A sunny morning in late Fall, a quiet Sunday morning. A scrub jay complaining somewhere offstage. Shadows of leaves. Reflections from the birdbath making wavery lines on the hedge, as if the whole world were lightly underwater. Beyond, through the thin spots of the hedge, the sun wavers on the neighbor's lawn and chicken run as well, and slantwise to that a few yellow bamboo leaves drift down.
There's a huge sadness behind me. I'm curled like a cat in its lap, feeling the rise and fall of its breath. Who knew it would take so long? How many corners would be turned, to reveal further corners in the far distance?
But. To practical things. Start the chili, get a shower, go into work and get a few processes underway. I'm getting better at inhabiting my life, at bringing my attention to what's actually under my hands. Thinking about shopping and cooking and cleaning, deploying my resources of time and attention as if I actually meant to have the life that I have. I have camped in my life too much, spent too much time in it as if it was a hotel room rather than a house. I've indulged myself too much, ordering stuff in and leaving it to the staff to clean up: that's one way to look at it. Or you could say, I have indulged myself too little: I've never bothered to make myself really at home. I'm trying to do that now.
But today I'm wistful, and full of regrets and second thoughts. Other half-lived lives move away, out of my range of vision. If I try to look straight at them they disappear.

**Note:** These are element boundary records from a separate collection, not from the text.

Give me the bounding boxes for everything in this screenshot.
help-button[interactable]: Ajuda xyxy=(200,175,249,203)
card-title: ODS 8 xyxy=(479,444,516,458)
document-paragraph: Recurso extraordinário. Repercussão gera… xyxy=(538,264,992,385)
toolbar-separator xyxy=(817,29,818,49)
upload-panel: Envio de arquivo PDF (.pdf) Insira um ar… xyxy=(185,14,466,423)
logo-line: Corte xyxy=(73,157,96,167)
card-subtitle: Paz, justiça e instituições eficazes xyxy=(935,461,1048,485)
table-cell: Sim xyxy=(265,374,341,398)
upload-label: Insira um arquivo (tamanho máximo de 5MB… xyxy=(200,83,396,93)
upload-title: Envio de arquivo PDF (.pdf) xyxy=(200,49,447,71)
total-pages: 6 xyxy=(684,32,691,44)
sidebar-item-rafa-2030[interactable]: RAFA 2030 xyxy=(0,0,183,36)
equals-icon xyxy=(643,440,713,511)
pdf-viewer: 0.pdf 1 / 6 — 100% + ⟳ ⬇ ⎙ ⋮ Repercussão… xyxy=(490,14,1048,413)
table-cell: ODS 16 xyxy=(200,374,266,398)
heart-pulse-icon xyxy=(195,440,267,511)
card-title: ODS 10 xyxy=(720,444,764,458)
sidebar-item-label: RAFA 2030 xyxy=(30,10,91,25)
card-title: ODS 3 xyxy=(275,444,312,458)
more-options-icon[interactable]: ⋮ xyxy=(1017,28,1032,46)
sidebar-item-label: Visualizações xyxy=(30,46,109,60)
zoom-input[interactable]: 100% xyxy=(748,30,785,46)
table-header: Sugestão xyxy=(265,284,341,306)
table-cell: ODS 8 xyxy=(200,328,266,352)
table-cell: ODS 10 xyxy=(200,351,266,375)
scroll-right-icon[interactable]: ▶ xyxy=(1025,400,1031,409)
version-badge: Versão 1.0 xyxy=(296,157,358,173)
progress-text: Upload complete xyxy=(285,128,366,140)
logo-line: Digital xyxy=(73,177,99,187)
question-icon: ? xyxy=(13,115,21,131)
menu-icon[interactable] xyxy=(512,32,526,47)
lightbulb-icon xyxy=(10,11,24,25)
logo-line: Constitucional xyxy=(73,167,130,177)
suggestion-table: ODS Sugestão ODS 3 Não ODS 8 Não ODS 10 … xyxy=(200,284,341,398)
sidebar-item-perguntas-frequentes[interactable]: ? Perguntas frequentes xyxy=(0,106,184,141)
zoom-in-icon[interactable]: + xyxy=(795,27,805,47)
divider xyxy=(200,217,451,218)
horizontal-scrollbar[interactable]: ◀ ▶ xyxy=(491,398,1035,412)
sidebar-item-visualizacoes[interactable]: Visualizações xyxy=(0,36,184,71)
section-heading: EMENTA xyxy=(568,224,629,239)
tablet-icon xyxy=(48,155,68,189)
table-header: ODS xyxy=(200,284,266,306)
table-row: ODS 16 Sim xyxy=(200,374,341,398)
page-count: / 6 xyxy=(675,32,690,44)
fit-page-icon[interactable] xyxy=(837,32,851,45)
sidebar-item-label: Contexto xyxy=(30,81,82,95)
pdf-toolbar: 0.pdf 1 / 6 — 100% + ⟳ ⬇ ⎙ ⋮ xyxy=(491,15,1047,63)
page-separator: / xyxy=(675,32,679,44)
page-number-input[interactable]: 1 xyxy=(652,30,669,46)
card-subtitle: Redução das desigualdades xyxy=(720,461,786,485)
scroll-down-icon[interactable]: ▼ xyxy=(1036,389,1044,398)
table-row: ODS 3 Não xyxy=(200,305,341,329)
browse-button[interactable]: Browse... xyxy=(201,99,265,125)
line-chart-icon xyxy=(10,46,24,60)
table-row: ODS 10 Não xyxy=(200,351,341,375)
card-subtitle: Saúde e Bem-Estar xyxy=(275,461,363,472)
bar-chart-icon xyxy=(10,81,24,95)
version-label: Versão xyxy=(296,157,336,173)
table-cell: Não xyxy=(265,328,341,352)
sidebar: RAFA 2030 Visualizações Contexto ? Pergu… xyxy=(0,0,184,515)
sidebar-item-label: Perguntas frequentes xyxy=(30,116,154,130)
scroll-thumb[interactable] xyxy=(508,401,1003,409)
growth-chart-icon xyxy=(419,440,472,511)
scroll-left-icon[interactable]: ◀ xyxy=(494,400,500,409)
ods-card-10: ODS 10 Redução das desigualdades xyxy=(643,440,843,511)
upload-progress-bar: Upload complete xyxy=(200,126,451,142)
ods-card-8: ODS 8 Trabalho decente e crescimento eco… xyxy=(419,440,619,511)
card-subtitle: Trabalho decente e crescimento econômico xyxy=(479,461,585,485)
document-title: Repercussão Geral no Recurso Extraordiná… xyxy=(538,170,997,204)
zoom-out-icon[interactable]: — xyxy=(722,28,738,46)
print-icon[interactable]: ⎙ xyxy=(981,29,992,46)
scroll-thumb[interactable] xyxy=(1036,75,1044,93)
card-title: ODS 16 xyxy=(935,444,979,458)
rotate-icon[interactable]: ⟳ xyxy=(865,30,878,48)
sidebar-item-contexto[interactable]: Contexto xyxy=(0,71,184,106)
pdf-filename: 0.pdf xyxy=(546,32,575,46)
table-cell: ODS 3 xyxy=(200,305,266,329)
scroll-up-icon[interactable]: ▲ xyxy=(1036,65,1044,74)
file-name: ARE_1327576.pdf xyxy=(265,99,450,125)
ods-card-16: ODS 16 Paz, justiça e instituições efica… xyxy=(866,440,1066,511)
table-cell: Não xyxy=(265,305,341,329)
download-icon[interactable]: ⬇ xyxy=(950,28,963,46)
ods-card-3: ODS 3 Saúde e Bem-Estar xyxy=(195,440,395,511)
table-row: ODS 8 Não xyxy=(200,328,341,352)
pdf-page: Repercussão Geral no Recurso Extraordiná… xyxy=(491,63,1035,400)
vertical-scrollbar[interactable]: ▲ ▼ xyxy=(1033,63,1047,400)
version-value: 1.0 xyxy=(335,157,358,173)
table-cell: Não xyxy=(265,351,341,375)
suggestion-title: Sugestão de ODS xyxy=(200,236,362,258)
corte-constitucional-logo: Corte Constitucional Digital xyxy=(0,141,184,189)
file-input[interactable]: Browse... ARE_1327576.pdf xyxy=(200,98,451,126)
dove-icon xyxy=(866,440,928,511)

A book I read recently suggested that I write about what my life will be like ten years from now, when all my dreams have come true and all my projects are accomplished. The exercise was so foreign to me -- entailed thinking so differently than I usually think -- that I resolved to do it. But I've failed so far to get started. Ten years, who knows if I even have ten years? What should I be hoping for? What might I be trying to do, in that time scale? I think in the main it's a good thing not to be obsess on the future, not to make life something that's going to happen later when I've achieved X or obtained Y. But drawing a complete blank on one's future is maybe taking it too far. And surely how I order my life implies its ten-year goals, for better or worse? My habits and daily activities point to some ten-year conclusion: is it one I want?
4 comments:
This being 60 is so strange to me. I am looking at a 20 year timeline (presuming I don't get eaten up by dementia or drop dead of a heart attack, both possible given my family history).
I can't even begin to plan for this time. I have lived day-to-day and month-to-month for so long now the notion of planning for a longer stretch is not even possible for me.
And other than a bundle of inclinations and interests, I have no idea who I actually am.
Yeah. I don't think the author of my book even thought about readers who would say "well, ten years, that puts me in the endgame, right?" :-)
Ah, I don't like this conversation.
I think the best way to deal with the massive fear it arouses is with pictures. Don't worry about goals. Find images of things and situations that feel perfect and ideal to you. Make a (ahem) vision board. Put it on the wall. It's easier than trying to put form and words on it and releases you from the impossibilities of making those things come true.
I don't want to think about fifty, because of that short hop to sixty and then the very visible endgame. My mother died at fifty-seven. It's all too short, it's all too hard, and I have the people I created and their uncertain futures to worry about. Staying in bed and worring about it all seems to be the most likely response...
The advice from that book sounds lonely and sad. Should we really figure out a personal wishlist for ten years based on our individual dreams? We are social animals and live in a very volatile environment.
If we worry, and of course we do, let's at least share it somewhat. I can see a better outcome that way.